Monty Montoya M.B.A. ’03 works to solve real problems. In 1997, Montoya joined an organization called SightLife, a nonprofit that recovers and processes corneas for transplant. “The impact of restoring people’s sight is literally lifesaving,” Montoya says. Giving people the gift of sight generally translates into making them self-sufficient— able to go to school, to read, and to work.

When Montoya first came to Fuqua he had ten years of technical experience but lacked the leadership, business, and marketing skills to scale his organization. He has worked closely with CASE, interacting with the team as a student and then later participating in CASE programs as an alumnus. “CASE has really set the standard nationwide and worldwide to help social ventures scale and have impact,” he says. “It’s allowed me the inspiration and knowledge to grow SightLife’s annual budget from $1 million to $45 million.”

Before connecting with CASE, SightLife provided about 700 people a year with corneal transplants. This year, more than 30,000 people will receive new corneas. But Montoya was not satisfied. With the skills and inspiration he gained at Fuqua, Montoya and his team developed a plan —as he says, borrowing a phrase from former Duke President Terry Sanford, an “outrageous ambition”—to eliminate corneal blindness worldwide by 2040.

But as Montoya and his team work tirelessly to eliminate corneal blindness, they knew they needed to do more. One of the challenges of transplants is a simple matter of supply and demand. There are only 150,000 corneas available annually from organ donors, but more than 10 million people need the sight-restoring surgery.

To accelerate and scale their work, Montoya led his team at SightLife in launching a new for-profit subsidiary, SightLife Surgical, which is focused on raising capital and driving innovations in research, products, prevention, and policy. “How do we get patients treatment better and faster? How do we make an impact so they don’t need transplants?” he asks.

CASE executive director Erin Worsham called Montoya a great example of how the CASE team is preparing leaders and organizations to change the world.
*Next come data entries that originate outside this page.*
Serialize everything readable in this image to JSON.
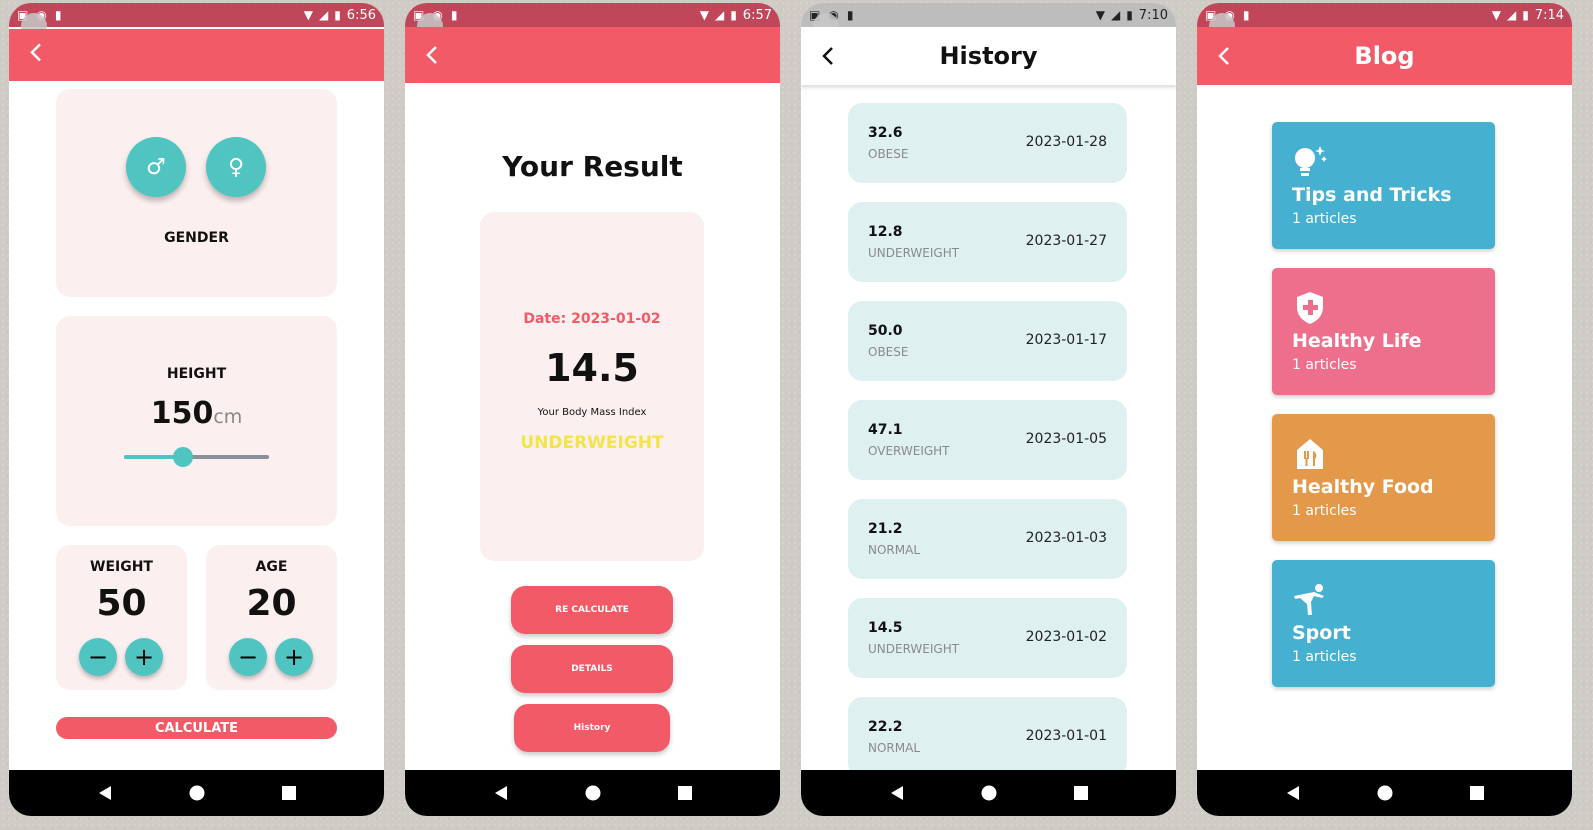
{
  "colors": {
    "accent": "#f25a67",
    "teal": "#4fc4c0",
    "card_bg": "#fcefef",
    "history_bg": "#dff0f1",
    "underweight": "#f2e44a"
  },
  "phone1": {
    "status": {
      "time": "6:56"
    },
    "gender": {
      "label": "GENDER",
      "male_icon": "male-symbol-icon",
      "female_icon": "female-symbol-icon"
    },
    "height": {
      "label": "HEIGHT",
      "value": "150",
      "unit": "cm",
      "slider_fraction": 0.41
    },
    "weight": {
      "label": "WEIGHT",
      "value": "50"
    },
    "age": {
      "label": "AGE",
      "value": "20"
    },
    "calculate_label": "CALCULATE"
  },
  "phone2": {
    "status": {
      "time": "6:57"
    },
    "title": "Your Result",
    "date": "Date: 2023-01-02",
    "bmi": "14.5",
    "bmi_caption": "Your Body Mass Index",
    "category": "UNDERWEIGHT",
    "buttons": {
      "recalculate": "RE CALCULATE",
      "details": "DETAILS",
      "history": "History"
    }
  },
  "phone3": {
    "status": {
      "time": "7:10"
    },
    "title": "History",
    "items": [
      {
        "bmi": "32.6",
        "category": "OBESE",
        "date": "2023-01-28"
      },
      {
        "bmi": "12.8",
        "category": "UNDERWEIGHT",
        "date": "2023-01-27"
      },
      {
        "bmi": "50.0",
        "category": "OBESE",
        "date": "2023-01-17"
      },
      {
        "bmi": "47.1",
        "category": "OVERWEIGHT",
        "date": "2023-01-05"
      },
      {
        "bmi": "21.2",
        "category": "NORMAL",
        "date": "2023-01-03"
      },
      {
        "bmi": "14.5",
        "category": "UNDERWEIGHT",
        "date": "2023-01-02"
      },
      {
        "bmi": "22.2",
        "category": "NORMAL",
        "date": "2023-01-01"
      }
    ]
  },
  "phone4": {
    "status": {
      "time": "7:14"
    },
    "title": "Blog",
    "cards": [
      {
        "title": "Tips and Tricks",
        "count": "1 articles",
        "color": "#45b0cf",
        "icon": "lightbulb-icon"
      },
      {
        "title": "Healthy Life",
        "count": "1 articles",
        "color": "#ee6f8c",
        "icon": "shield-plus-icon"
      },
      {
        "title": "Healthy Food",
        "count": "1 articles",
        "color": "#e4984a",
        "icon": "restaurant-icon"
      },
      {
        "title": "Sport",
        "count": "1 articles",
        "color": "#45b0cf",
        "icon": "sport-figure-icon"
      }
    ]
  }
}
“He has an insatiable drive and passion, truly understands the complexity of the problem he seeks to solve, and is using his business skills—regardless of whether we are talking about a nonprofit or a for-profit structure—to drive to scale,” she said.

In business, to scale typically means to grow, adding more locations, or hiring more people. But at CASE, scale does not necessarily mean building a bigger organization.
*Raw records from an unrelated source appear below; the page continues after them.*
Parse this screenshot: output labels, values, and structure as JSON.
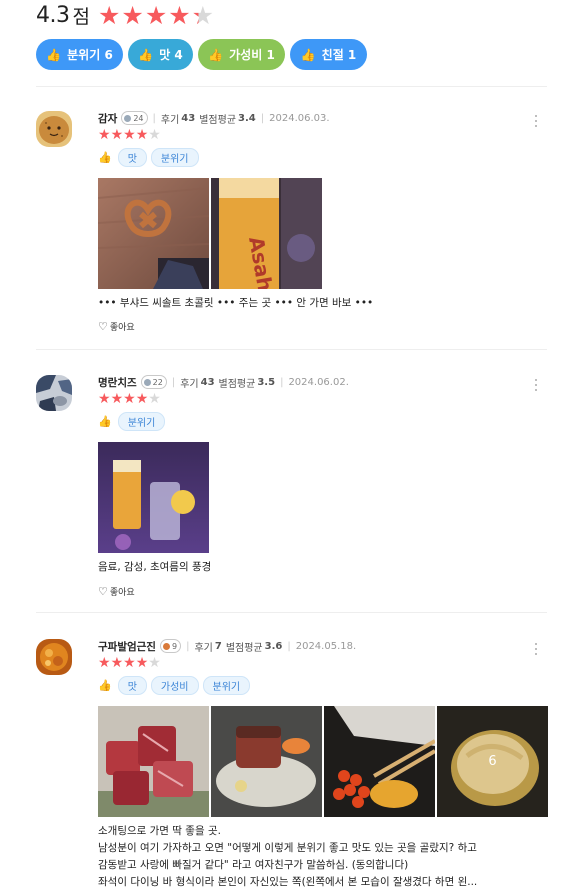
{
  "summary": {
    "score": "4.3",
    "unit": "점",
    "rating": 4.3
  },
  "chips": [
    {
      "label": "분위기 6",
      "icon": "thumbs-up-icon"
    },
    {
      "label": "맛 4",
      "icon": "thumbs-up-icon"
    },
    {
      "label": "가성비 1",
      "icon": "thumbs-up-icon"
    },
    {
      "label": "친절 1",
      "icon": "thumbs-up-icon"
    }
  ],
  "colors": {
    "star": "#f75a5d",
    "chip_blue": "#3e98f7",
    "chip_teal": "#38a9d8",
    "chip_green": "#8bc556"
  },
  "reviews": [
    {
      "name": "감자",
      "level": "24",
      "reviews_label": "후기",
      "reviews_count": "43",
      "avg_label": "별점평균",
      "avg": "3.4",
      "date": "2024.06.03.",
      "rating": 4,
      "tags": [
        "맛",
        "분위기"
      ],
      "text": "••• 부샤드 씨솔트 초콜릿 ••• 주는 곳 ••• 안 가면 바보 •••",
      "like_label": "좋아요"
    },
    {
      "name": "명란치즈",
      "level": "22",
      "reviews_label": "후기",
      "reviews_count": "43",
      "avg_label": "별점평균",
      "avg": "3.5",
      "date": "2024.06.02.",
      "rating": 4,
      "tags": [
        "분위기"
      ],
      "text": "음료, 감성, 초여름의 풍경",
      "like_label": "좋아요"
    },
    {
      "name": "구파발엄근진",
      "level": "9",
      "reviews_label": "후기",
      "reviews_count": "7",
      "avg_label": "별점평균",
      "avg": "3.6",
      "date": "2024.05.18.",
      "rating": 4,
      "tags": [
        "맛",
        "가성비",
        "분위기"
      ],
      "photo_more_count": "6",
      "text_lines": [
        "소개팅으로 가면 딱 좋을 곳.",
        "남성분이 여기 가자하고 오면 \"어떻게 이렇게 분위기 좋고 맛도 있는 곳을 골랐지? 하고",
        "감동받고 사랑에 빠질거 같다\" 라고 여자친구가 말씀하심. (동의합니다)",
        "좌석이 다이닝 바 형식이라 본인이 자신있는 쪽(왼쪽에서 본 모습이 잘생겼다 하면 왼..."
      ]
    }
  ]
}
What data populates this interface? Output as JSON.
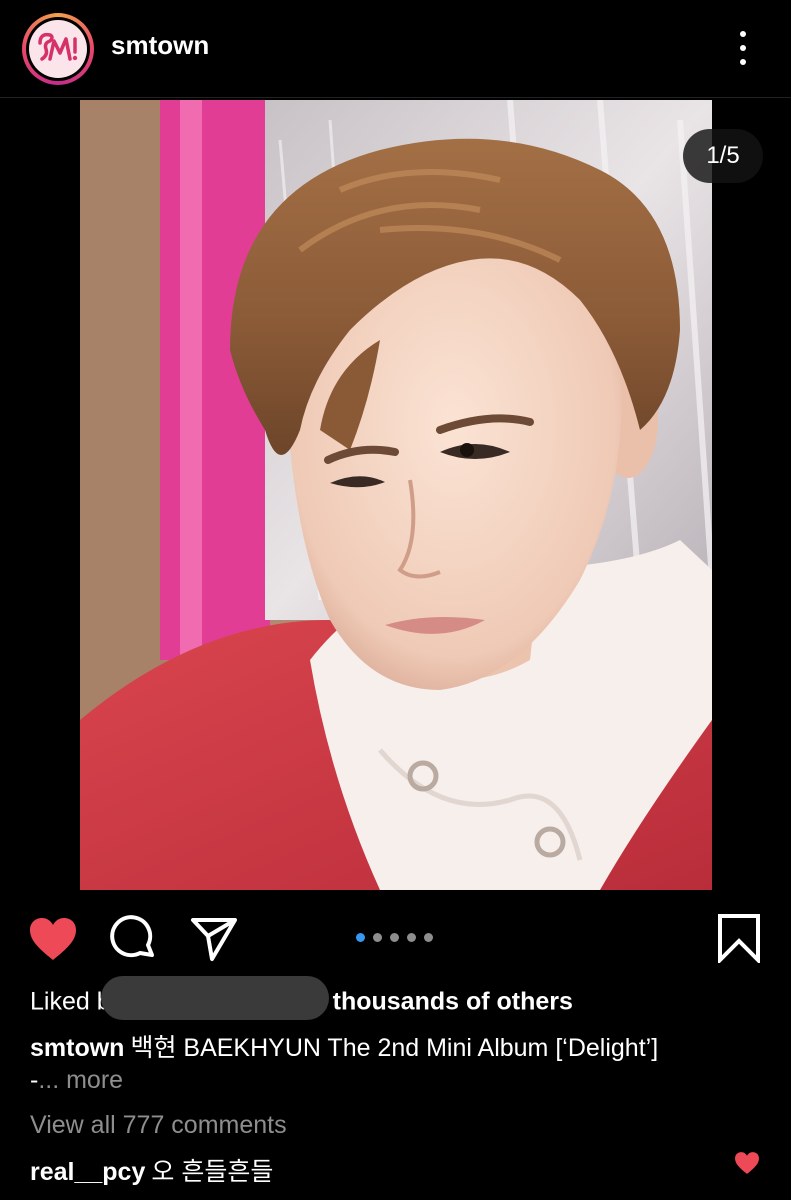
{
  "header": {
    "username": "smtown",
    "avatar_logo_text": "SM!",
    "more_icon": "more-vertical-icon"
  },
  "post": {
    "image_counter": "1/5",
    "carousel_total": 5,
    "carousel_active_index": 0
  },
  "actions": {
    "like_icon": "heart-filled-icon",
    "comment_icon": "comment-bubble-icon",
    "share_icon": "paper-plane-icon",
    "save_icon": "bookmark-icon",
    "liked_color": "#ed4956",
    "dot_active_color": "#3897f0"
  },
  "likes": {
    "prefix": "Liked b",
    "suffix": "thousands of others"
  },
  "caption": {
    "username": "smtown",
    "text": "백현 BAEKHYUN The 2nd Mini Album [‘Delight’]",
    "continuation": "-",
    "more_label": "... more"
  },
  "comments": {
    "view_all_label": "View all 777 comments",
    "items": [
      {
        "username": "real__pcy",
        "text": "오 흔들흔들"
      }
    ]
  }
}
“Achieving scale is not about budget size or number of locations,” Worsham said. “When we are talking about social problems, scale is about the amount of social change we can achieve. Monty is not satisfied with tens of thousands of corneas transplanted each year, or even millions. He wants to transform the entire system and eliminate the problem. Scaling social impact is not an academic exercise; it’s real people with real problems. And we are thrilled that we have been a part of Monty’s journey to achieving impact at scale.”